To test the theory out, I add a test feed that's pointing to my website and tail the nginx
logs, doing both a crossbow-fetch
and a regular curl:
77.97.102.36 - - [13/Aug/2020:11:09:18 +0000] "GET / HTTP/1.1" 200 2090 "-" "-" 77.97.102.36 - - [13/Aug/2020:11:09:55 +0000] "GET / HTTP/1.1" 301 178 "-" "curl/7.71.1"

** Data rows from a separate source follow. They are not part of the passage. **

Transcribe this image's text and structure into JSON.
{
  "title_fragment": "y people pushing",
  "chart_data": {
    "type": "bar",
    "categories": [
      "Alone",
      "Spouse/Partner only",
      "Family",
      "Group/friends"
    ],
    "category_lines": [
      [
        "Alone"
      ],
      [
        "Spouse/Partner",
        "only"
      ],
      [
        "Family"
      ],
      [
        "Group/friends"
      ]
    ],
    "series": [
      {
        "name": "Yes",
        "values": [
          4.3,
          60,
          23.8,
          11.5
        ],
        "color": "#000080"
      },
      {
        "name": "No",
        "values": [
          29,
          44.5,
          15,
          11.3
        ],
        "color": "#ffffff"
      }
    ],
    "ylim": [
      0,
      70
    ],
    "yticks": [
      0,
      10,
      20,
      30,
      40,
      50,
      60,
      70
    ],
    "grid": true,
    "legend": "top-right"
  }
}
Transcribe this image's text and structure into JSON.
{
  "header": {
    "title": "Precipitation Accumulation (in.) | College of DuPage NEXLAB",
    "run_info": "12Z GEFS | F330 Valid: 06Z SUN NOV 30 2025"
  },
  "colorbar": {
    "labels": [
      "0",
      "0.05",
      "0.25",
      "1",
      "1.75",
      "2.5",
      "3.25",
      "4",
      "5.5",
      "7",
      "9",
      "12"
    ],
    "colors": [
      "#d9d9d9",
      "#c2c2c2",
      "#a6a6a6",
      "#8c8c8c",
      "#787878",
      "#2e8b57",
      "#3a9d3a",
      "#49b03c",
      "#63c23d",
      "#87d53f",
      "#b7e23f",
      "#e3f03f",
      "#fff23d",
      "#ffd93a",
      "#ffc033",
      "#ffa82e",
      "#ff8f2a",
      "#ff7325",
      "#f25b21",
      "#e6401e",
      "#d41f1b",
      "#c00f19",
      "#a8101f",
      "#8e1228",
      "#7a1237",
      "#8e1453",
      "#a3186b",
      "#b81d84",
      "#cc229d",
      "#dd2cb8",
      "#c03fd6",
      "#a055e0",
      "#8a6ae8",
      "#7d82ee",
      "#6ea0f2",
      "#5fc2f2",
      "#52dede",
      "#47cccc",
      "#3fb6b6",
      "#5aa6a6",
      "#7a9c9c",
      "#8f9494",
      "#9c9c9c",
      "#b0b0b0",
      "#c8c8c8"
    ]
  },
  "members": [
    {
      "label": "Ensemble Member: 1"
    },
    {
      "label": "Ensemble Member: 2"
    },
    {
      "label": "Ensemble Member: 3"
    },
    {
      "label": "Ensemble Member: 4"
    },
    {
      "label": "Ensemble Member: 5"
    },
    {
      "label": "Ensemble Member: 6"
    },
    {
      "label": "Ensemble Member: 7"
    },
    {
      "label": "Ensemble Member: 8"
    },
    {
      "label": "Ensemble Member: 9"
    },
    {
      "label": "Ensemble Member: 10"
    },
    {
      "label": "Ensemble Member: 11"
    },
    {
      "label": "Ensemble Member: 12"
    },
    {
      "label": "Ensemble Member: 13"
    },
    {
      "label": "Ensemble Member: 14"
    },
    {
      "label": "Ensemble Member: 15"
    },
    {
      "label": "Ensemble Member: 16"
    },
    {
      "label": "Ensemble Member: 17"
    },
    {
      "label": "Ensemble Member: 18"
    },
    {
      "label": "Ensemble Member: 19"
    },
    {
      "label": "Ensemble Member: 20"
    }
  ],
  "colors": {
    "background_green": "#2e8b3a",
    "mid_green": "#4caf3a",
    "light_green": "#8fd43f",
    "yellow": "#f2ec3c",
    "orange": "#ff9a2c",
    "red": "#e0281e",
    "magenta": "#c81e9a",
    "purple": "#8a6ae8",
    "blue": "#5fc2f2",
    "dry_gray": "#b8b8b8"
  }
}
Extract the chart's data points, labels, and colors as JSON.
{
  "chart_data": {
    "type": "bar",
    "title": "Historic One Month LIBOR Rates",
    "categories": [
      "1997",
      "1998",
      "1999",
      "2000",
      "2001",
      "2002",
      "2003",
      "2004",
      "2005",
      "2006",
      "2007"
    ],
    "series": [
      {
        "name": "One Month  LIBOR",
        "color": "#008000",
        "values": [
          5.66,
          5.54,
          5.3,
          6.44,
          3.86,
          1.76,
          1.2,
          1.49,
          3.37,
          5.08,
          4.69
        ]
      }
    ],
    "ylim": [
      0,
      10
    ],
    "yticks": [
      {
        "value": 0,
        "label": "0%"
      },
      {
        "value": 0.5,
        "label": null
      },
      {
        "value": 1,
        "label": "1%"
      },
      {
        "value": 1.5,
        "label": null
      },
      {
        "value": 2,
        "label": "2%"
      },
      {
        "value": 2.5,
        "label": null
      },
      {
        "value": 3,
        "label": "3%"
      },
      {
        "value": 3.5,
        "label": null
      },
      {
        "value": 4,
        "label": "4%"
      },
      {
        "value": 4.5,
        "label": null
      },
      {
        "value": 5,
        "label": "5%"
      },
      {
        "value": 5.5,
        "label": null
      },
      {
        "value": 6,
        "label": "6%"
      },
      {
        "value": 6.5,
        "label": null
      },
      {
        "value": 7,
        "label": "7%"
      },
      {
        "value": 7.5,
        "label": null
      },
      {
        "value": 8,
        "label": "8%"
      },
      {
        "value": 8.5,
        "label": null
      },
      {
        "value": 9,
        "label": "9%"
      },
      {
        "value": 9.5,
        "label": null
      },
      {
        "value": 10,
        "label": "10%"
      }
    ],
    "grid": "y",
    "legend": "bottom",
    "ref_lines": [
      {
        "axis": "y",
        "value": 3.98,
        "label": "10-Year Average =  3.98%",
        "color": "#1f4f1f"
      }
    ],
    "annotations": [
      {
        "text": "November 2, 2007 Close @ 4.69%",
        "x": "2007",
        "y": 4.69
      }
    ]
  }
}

So the libcurl being used by nxml_download_file
isn't passing any user-agent header.
Let's see what databreaches.net thinks of this:
<!DOCTYPE html> <!--[if lt IE 7]> <html class="no-js ie6 oldie" lang="en-US"> <![endif]--> <!--[if IE 7]> <html class="no-js ie7 oldie" lang="en-US"> <![endif]--> <!--[if IE 8]> <html class="no-js ie8 oldie" lang="en-US"> <![endif]--> <!--[if gt IE 8]><!--> <html class="no-js" lang="en-US"> <!--<![endif]--> <head> <title>Attention Required! | Cloudflare</title> <meta charset="UTF-8" /> <meta http-equiv="Content-Type" content="text/html; charset=UTF-8" /> <meta http-equiv="X-UA-Compatible" content="IE=Edge,chrome=1" />
Well there we go, Cloudflare has decided that I'm not allowed to see content because I haven't told them what my UA is (╯ °□°)╯︵ ┻━┻
Sticking a pin in it
I need to have a bit of a think about the best way to proceed (and I need to get some real work done) so here are some options:
- Set up an HTTP proxy that keeps track of which site wants which UA and uses it accordingly
- Add a UA argument for
crossbow-fetch
- Go the whole hog and add support to both
crossbow-fetch
andcrossbow-set
so that UA can be set for each feed
I don't want to put in too much speculative work for something that might not be accepted upstream, so I'm going to stick a pin in this and come back to it later.